OOP can be "baby" or "bad" in the same way that structured programming can be.

Hence the qualification, even when it would be a good way to solve the problem at hand. Some problems do naturally lend themselves to OO, although of course most don't. It's not something you need to learn in your first couple of years of programming in Perl, but eventually you pick it up and add it to your tool belt.

[short, simple sentences] might just as well be a hallmark of good Perl.

Are you seriously arguing that the example I gave of what I was talking about constitutes good code, or are you just trolling?

Regarding simplistic comments:

Maybe "baby" is the reason but "bad" is the result.

I guess that depends on who's most likely to need the comments, the baby programmer himself, or someone else. Bear in mind, for someone new to a language, comments that remind what even a simple, built-in feature does can be useful. A more experienced programmer just *knows*, of course, and you wouldn't want to see such comments in important code -- but important code should be maintained by experienced programmers in any case. I don't think it's bad, when learning a language, to use comments as a reminder to oneself of language features.
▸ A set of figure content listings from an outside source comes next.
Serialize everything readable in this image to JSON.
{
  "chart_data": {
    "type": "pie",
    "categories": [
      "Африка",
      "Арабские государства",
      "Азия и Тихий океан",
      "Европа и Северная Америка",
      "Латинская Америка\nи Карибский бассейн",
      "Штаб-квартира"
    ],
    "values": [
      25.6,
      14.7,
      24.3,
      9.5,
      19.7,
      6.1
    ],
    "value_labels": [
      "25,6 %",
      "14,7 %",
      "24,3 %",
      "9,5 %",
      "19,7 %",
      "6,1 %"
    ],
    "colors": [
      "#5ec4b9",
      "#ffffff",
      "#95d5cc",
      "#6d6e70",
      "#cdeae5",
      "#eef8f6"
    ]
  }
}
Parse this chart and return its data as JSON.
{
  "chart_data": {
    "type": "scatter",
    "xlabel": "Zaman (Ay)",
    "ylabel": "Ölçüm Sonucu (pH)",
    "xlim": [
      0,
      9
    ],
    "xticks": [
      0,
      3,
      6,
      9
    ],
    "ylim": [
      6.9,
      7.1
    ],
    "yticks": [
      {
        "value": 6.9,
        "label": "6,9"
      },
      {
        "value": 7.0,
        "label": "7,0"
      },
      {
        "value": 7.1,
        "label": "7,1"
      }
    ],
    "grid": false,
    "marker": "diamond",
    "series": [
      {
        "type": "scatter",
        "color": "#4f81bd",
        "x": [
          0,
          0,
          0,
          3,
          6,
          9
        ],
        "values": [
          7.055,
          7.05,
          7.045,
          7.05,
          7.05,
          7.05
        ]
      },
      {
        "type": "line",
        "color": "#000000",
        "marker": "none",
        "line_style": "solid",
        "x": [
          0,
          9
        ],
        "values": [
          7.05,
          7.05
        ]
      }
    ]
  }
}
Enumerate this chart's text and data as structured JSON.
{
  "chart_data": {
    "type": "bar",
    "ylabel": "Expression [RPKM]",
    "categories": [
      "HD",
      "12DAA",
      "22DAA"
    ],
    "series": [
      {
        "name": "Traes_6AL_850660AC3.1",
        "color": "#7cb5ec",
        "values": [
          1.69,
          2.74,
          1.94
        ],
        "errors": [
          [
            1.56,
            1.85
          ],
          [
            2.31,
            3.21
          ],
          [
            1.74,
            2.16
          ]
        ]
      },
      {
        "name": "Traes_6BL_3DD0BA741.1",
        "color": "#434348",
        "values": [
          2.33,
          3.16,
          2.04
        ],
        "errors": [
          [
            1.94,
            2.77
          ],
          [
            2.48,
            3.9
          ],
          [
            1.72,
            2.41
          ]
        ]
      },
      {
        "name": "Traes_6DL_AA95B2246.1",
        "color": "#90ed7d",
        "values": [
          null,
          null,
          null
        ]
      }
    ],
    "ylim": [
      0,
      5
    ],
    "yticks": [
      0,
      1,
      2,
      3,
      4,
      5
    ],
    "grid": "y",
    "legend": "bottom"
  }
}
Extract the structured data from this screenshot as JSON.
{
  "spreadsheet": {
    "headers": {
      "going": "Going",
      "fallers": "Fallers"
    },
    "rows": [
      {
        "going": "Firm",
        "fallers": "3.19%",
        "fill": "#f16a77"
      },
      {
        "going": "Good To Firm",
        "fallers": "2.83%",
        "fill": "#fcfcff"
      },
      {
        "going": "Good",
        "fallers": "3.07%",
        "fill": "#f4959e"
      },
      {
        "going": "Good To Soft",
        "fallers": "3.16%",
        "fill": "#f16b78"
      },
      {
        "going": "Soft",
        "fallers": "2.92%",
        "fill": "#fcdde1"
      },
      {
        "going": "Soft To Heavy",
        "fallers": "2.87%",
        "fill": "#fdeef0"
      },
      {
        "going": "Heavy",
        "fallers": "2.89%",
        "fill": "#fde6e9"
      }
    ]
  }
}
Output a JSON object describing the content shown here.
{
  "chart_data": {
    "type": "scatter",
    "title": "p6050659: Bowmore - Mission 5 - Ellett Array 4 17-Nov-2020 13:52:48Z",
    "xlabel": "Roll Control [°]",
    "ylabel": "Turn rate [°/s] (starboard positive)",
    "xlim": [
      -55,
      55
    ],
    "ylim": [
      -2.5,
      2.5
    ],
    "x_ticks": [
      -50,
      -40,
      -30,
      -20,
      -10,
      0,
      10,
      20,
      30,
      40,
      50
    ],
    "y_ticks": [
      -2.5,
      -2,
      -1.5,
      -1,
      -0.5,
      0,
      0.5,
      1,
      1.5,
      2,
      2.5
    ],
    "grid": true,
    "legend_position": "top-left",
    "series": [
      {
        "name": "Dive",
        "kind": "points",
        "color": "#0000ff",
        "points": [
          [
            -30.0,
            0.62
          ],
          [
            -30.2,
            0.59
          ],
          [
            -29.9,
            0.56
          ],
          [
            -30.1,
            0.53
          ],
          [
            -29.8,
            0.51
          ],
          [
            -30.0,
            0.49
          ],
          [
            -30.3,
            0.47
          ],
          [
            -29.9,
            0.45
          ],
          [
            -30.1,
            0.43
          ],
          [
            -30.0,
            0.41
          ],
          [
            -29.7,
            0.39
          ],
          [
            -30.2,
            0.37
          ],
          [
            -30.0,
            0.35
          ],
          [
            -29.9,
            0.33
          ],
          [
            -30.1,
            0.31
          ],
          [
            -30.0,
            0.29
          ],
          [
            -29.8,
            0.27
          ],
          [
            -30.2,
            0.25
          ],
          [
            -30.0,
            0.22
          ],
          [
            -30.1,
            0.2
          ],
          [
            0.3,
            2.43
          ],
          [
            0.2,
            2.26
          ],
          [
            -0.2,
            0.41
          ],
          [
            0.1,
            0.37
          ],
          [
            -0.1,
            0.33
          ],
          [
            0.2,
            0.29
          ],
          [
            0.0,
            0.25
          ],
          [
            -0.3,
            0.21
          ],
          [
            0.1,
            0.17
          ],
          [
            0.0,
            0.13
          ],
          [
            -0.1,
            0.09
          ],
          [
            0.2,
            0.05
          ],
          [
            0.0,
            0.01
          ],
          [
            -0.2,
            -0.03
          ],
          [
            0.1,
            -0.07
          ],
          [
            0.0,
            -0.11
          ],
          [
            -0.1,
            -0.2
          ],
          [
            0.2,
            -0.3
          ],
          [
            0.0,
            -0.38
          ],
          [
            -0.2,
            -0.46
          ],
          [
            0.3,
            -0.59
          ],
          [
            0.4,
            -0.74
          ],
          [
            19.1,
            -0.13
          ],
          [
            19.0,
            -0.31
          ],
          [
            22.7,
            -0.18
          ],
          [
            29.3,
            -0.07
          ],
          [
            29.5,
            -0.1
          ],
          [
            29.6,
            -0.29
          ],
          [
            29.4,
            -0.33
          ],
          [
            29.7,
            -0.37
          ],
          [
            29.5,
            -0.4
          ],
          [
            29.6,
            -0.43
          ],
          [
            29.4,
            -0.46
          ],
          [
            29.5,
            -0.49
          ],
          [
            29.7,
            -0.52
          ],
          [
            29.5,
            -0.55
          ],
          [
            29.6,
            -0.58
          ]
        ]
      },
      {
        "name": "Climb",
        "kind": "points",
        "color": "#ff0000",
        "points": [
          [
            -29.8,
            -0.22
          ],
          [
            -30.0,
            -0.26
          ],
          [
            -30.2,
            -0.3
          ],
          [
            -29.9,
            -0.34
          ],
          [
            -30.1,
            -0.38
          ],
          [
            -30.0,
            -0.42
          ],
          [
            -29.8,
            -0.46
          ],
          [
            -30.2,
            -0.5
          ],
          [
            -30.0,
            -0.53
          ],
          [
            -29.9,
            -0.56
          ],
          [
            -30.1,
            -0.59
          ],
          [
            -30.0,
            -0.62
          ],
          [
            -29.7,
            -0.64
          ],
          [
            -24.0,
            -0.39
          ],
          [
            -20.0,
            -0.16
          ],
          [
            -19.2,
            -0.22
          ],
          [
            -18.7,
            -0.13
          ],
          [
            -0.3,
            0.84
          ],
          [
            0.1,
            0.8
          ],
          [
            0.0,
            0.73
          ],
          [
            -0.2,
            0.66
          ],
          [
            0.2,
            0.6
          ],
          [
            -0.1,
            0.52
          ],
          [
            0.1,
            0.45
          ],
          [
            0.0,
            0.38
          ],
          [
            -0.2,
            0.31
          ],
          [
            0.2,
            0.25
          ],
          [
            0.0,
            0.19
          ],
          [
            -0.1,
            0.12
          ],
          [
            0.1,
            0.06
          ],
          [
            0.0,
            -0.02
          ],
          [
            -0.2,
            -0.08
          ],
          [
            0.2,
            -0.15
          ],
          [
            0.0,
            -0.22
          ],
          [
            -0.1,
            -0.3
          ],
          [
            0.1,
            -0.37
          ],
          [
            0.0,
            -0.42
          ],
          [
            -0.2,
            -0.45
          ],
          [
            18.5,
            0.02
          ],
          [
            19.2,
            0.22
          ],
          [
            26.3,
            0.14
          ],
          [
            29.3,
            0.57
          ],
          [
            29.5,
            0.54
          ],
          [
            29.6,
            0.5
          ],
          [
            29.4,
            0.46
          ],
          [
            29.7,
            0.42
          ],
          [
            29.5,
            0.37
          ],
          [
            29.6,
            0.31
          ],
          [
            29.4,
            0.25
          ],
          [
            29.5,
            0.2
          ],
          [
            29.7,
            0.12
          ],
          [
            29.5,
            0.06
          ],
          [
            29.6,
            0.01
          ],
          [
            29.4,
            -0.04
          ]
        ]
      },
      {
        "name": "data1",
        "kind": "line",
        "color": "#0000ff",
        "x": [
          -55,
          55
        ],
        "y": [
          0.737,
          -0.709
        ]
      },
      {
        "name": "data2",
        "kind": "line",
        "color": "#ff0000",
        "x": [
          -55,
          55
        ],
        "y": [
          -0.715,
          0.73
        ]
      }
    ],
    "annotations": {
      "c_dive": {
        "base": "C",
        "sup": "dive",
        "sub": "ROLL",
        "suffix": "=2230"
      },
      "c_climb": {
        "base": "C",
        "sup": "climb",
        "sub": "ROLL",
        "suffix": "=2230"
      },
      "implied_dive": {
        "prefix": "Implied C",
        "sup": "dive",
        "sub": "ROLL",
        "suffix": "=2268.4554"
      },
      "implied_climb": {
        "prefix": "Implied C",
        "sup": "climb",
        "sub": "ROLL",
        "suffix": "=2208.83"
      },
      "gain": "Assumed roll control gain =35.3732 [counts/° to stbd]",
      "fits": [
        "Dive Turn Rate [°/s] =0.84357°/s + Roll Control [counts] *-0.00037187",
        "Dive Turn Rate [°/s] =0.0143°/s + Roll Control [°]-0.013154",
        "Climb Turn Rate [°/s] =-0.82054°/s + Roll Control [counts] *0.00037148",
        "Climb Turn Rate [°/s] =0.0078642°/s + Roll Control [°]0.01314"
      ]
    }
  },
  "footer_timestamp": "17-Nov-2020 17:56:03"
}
I do think you want to grow out of that as you gain more knowledge of the language, of course.


Comment on Re: "Baby" Perl versus "Bad" Perl
Re^2: "Baby" Perl versus "Bad" Perl
by sauoq (Abbot) on Dec 05, 2005 at 20:42 UTC
    Hence the qualification, even when it would be a good way to solve the problem at hand.

    Your qualification doesn't address the issue at all. You seem to think that structured programming automatically must come prior to OOP in some way. That's not the case even if it is the order you learned those paradigms. As evidence of this, I could point you at any of dozens (more likely hundreds or thousands) of degree programs in computer science that have opted to use C++ or Java as their teaching languages.

    A choice to use a procedural approach when an OO approach would do nicely doesn't mark code as either "baby" or "bad" any more than, say, choosing to use an OO approach when a functional approach would be a good way to solve the problem at hand.

    And, despite your assertion to the contrary, I know several very competent Perl programmers who have been programming in Perl for a decade or more and never use Perl's OO features (except when forced to by Some::Module's interface.)

    Are you seriously arguing that the example I gave of what I was talking about constitutes good code, or are you just trolling?

    Firstly, there is nothing particularly bad about the example code you gave. If it was really solving a problem, I'd be perfectly content to see it written that way. Secondly, your example was highly contrived and looked more like an example you'd find in a programming tutorial than "real" code. Sure... programming exercises are "baby"... but, that's by design. I think we were discussing real-life code.

    Lastly, are you seriously suggesting in any way whatsoever that I might be trolling? Well, you get a decrement from me for that and I suspect that's the comment that earned you the (currently) one other decrement on this node.

    Edit: minor grammatical correction.